Of concern is the continued demonstration by al-Shabaab to adopt and develop new tactics and techniques in its use of all types of IEDs. The report notes that al-Shabaab has experimented with various types of home made explosives (HME) using different mixtures, as well as developing shaped-charge IEDs designed to pierce armoured vehicles as well as pressure-plate designs and various trigger methods including the use of phones and radio. Interestingly, the report also mentions experimentation with a phone detonated magnetic IED. However, despite these efforts to improve the effectiveness of its IED arsenal the report notes that construction remains crude. This may also be attributable to what the authors suggest is the small number of Somali explosives experts within al-Shabaab, a number that they claim is supplemented by an even smaller number of foreign instructors

Despite ongoing battles and military pressure being placed upon al-Shabaab in other parts of Somalia it is likely that a continued effort will be made to use IEDs in Mogadishu due to their relatively low cost, relative ease of manufacture and the continued heavy concentration of potential targets both in and around the city: TFG buildings and officials; AMISOM; United Nations offices and workers; other civilians working on behalf of foreign governments and organisations.
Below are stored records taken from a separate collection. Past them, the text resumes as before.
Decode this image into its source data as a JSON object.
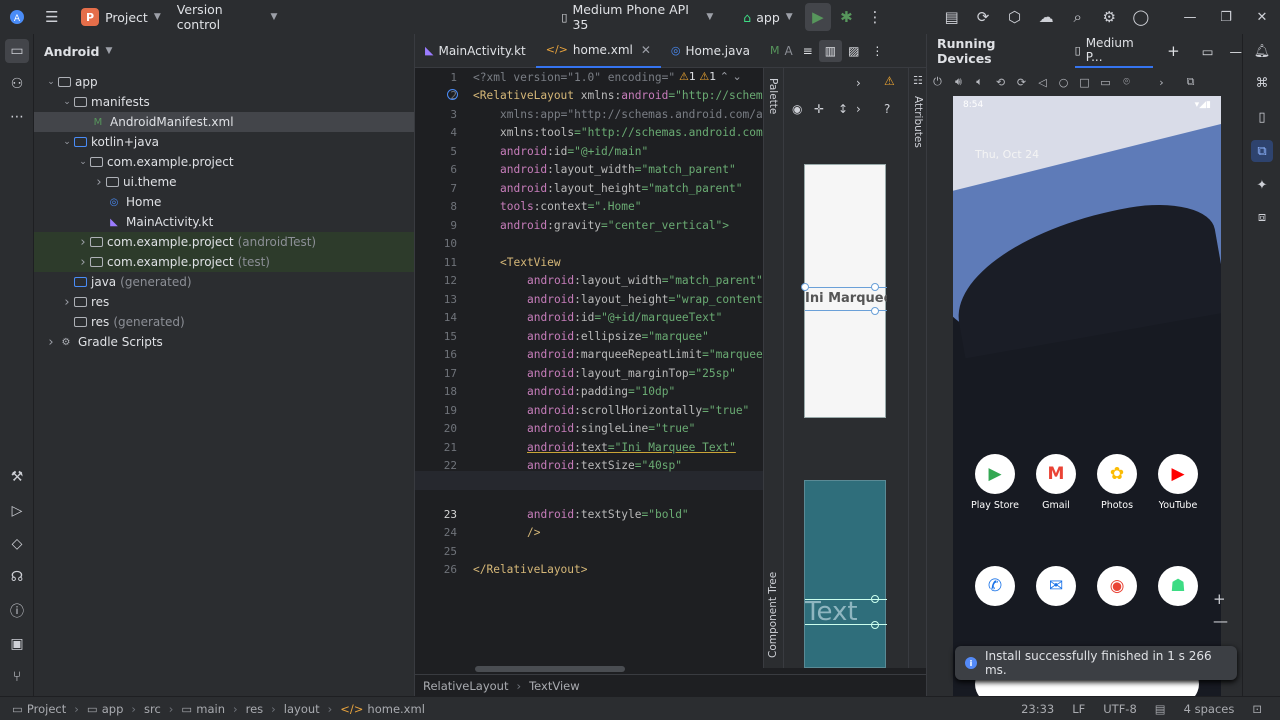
{
  "titlebar": {
    "project_badge": "P",
    "project_label": "Project",
    "vcs_label": "Version control",
    "device_label": "Medium Phone API 35",
    "run_config_label": "app"
  },
  "project_panel": {
    "view_label": "Android",
    "tree": [
      {
        "label": "app",
        "suffix": "",
        "depth": 0,
        "expanded": true
      },
      {
        "label": "manifests",
        "suffix": "",
        "depth": 1,
        "expanded": true
      },
      {
        "label": "AndroidManifest.xml",
        "suffix": "",
        "depth": 2,
        "selected": true
      },
      {
        "label": "kotlin+java",
        "suffix": "",
        "depth": 1,
        "expanded": true
      },
      {
        "label": "com.example.project",
        "suffix": "",
        "depth": 2,
        "expanded": true
      },
      {
        "label": "ui.theme",
        "suffix": "",
        "depth": 3,
        "expanded": false
      },
      {
        "label": "Home",
        "suffix": "",
        "depth": 3
      },
      {
        "label": "MainActivity.kt",
        "suffix": "",
        "depth": 3
      },
      {
        "label": "com.example.project",
        "suffix": "(androidTest)",
        "depth": 2,
        "expanded": false
      },
      {
        "label": "com.example.project",
        "suffix": "(test)",
        "depth": 2,
        "expanded": false
      },
      {
        "label": "java",
        "suffix": "(generated)",
        "depth": 1
      },
      {
        "label": "res",
        "suffix": "",
        "depth": 1,
        "expanded": false
      },
      {
        "label": "res",
        "suffix": "(generated)",
        "depth": 1
      },
      {
        "label": "Gradle Scripts",
        "suffix": "",
        "depth": 0,
        "expanded": false
      }
    ]
  },
  "editor": {
    "tabs": [
      {
        "label": "MainActivity.kt",
        "icon": "K"
      },
      {
        "label": "home.xml",
        "icon": "</>",
        "active": true
      },
      {
        "label": "Home.java",
        "icon": "C"
      },
      {
        "label": "A",
        "icon": "M"
      }
    ],
    "warning_count": "1",
    "warning_count2": "1",
    "line_numbers": [
      "1",
      "2",
      "3",
      "4",
      "5",
      "6",
      "7",
      "8",
      "9",
      "10",
      "11",
      "12",
      "13",
      "14",
      "15",
      "16",
      "17",
      "18",
      "19",
      "20",
      "21",
      "22",
      "23",
      "24",
      "25",
      "26"
    ],
    "code": {
      "l1": "<?xml version=\"1.0\" encoding=\"",
      "l2_tag": "<RelativeLayout",
      "l2_ns": "xmlns:",
      "l2_attr": "android",
      "l2_val": "=\"http://schem",
      "l3": "xmlns:app=\"http://schemas.android.com/a",
      "l4_attr": "xmlns:tools",
      "l4_val": "=\"http://schemas.android.com",
      "l5_ns": "android",
      "l5_attr": ":id",
      "l5_val": "=\"@+id/main\"",
      "l6_attr": ":layout_width",
      "l6_val": "=\"match_parent\"",
      "l7_attr": ":layout_height",
      "l7_val": "=\"match_parent\"",
      "l8_ns": "tools",
      "l8_attr": ":context",
      "l8_val": "=\".Home\"",
      "l9_attr": ":gravity",
      "l9_val": "=\"center_vertical\">",
      "l11": "<TextView",
      "l12_attr": ":layout_width",
      "l12_val": "=\"match_parent\"",
      "l13_attr": ":layout_height",
      "l13_val": "=\"wrap_content",
      "l14_attr": ":id",
      "l14_val": "=\"@+id/marqueeText\"",
      "l15_attr": ":ellipsize",
      "l15_val": "=\"marquee\"",
      "l16_attr": ":marqueeRepeatLimit",
      "l16_val": "=\"marquee",
      "l17_attr": ":layout_marginTop",
      "l17_val": "=\"25sp\"",
      "l18_attr": ":padding",
      "l18_val": "=\"10dp\"",
      "l19_attr": ":scrollHorizontally",
      "l19_val": "=\"true\"",
      "l20_attr": ":singleLine",
      "l20_val": "=\"true\"",
      "l21_attr": ":text",
      "l21_val": "=\"Ini Marquee Text\"",
      "l22_attr": ":textSize",
      "l22_val": "=\"40sp\"",
      "l23_attr": ":textStyle",
      "l23_val": "=\"bold\"",
      "l24": "/>",
      "l26": "</RelativeLayout>"
    },
    "palette_label": "Palette",
    "attributes_label": "Attributes",
    "component_tree_label": "Component Tree",
    "preview_small_text": "Ini Marquee",
    "preview_big_text": "Text",
    "breadcrumb": [
      "RelativeLayout",
      "TextView"
    ]
  },
  "running_devices": {
    "title": "Running Devices",
    "device_tab": "Medium P...",
    "time": "8:54",
    "date": "Thu, Oct 24",
    "apps_row1": [
      {
        "label": "Play Store",
        "glyph": "▶",
        "color": "#34a853"
      },
      {
        "label": "Gmail",
        "glyph": "M",
        "color": "#ea4335"
      },
      {
        "label": "Photos",
        "glyph": "✿",
        "color": "#fbbc04"
      },
      {
        "label": "YouTube",
        "glyph": "▶",
        "color": "#ff0000"
      }
    ],
    "apps_row2": [
      {
        "label": "",
        "glyph": "✆",
        "color": "#1a73e8"
      },
      {
        "label": "",
        "glyph": "✉",
        "color": "#1a73e8"
      },
      {
        "label": "",
        "glyph": "◉",
        "color": "#ea4335"
      },
      {
        "label": "",
        "glyph": "☗",
        "color": "#3ddc84"
      }
    ],
    "toast": "Install successfully finished in 1 s 266 ms."
  },
  "statusbar": {
    "breadcrumb": [
      "Project",
      "app",
      "src",
      "main",
      "res",
      "layout",
      "home.xml"
    ],
    "position": "23:33",
    "line_sep": "LF",
    "encoding": "UTF-8",
    "indent": "4 spaces"
  }
}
The use of snipers by al-Shabaab in Mogadishu always served a two-fold purpose, both to kill TFG and AMISOM personnel but also as a form of psychological warfare. In Septeber 2011 al-Katai'b Media, the media wing of al-Shabaab, even released a 15 minute video entitled "Shoot Oh Banii Ismaa'il" that highlighted the use of snipers by the Islamist militia to target soldiers of the TFG and AMISOM. 
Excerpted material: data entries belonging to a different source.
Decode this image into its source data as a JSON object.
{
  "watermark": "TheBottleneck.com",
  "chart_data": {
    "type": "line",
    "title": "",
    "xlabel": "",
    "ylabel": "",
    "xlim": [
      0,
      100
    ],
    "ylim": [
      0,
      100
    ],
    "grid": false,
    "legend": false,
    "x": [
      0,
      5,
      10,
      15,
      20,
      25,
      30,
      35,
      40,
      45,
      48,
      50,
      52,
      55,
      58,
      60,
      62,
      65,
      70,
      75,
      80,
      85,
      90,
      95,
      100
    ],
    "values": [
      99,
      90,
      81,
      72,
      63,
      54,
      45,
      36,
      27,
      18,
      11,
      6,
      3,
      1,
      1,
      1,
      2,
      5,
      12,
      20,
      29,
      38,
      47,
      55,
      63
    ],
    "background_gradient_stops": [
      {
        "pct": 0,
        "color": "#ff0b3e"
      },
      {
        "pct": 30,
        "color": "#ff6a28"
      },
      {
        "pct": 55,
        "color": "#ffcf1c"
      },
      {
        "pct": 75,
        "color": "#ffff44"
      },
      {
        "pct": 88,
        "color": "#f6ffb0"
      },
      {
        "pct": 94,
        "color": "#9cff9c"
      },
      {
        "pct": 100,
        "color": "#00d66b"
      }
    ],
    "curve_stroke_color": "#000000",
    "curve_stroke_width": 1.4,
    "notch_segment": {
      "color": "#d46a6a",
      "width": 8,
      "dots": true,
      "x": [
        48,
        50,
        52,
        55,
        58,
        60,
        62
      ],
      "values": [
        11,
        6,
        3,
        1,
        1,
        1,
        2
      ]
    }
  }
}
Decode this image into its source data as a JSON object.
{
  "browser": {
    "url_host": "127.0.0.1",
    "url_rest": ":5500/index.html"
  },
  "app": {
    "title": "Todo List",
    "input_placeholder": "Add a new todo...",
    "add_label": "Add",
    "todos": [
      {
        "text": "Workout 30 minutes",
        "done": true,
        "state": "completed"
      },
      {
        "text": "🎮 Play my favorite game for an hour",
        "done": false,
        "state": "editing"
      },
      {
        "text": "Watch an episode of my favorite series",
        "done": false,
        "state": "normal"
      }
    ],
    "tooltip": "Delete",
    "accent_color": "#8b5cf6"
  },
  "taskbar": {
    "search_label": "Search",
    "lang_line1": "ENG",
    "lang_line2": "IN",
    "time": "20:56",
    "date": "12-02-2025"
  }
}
Following the swift and orderly withdrawal of Al-Shabaab from Mogadishu in August 2012, AMISOM and TFG forces occupied important tactical and strategic locations, depriving Al-Shabaab of vantage points for sniping. Between 1 April 2011 and 31 August 2011, the Monitoring Group recorded 43 sniper-related incidents, while from 31 August to April 2012 no such incident has been reported.
Given this loss of tactical advantage it is not surprising that reports of the activities of al-Shabaab snipers on the front-lines elsewhere in Somalia have appeared, including most recently on Twitter. It is likely that al-Shabaab will not resume an extensive use of snipers in Mogadishu until urban warfare resumes on a medium-to-large scale in the city. Unmentioned in the report, although certainly of interest was the defection in May 2012 of a sniper from among the Ethiopian forces in Somalia whose skills and experience will no doubt be of welcome use to al-Shabaab. 
Defected Ethiopian Sniper

The 'Mogadishu Incident Review" found on page 166 of the report for 2011 by the United Nations Monitoring Group on Somalia and Eritrea, and on which this article is based may contain some omissions and errors in its documentation of al-Shabaab attacks in the city between April 2011 and April 2012.  This is made evident by the failure to record any suicide-bombings in the month of October, despite a devastating suicide vehicle-borne IED (SVBIED) attack occurring outside government buildings at the K4 intersection in Mogadishu on 04 October 2011. While this attack is referenced elsewhere in the document (see page 168) the failure to include this event in the chart may raise questions regarding the over-all accuracy of some of these figures.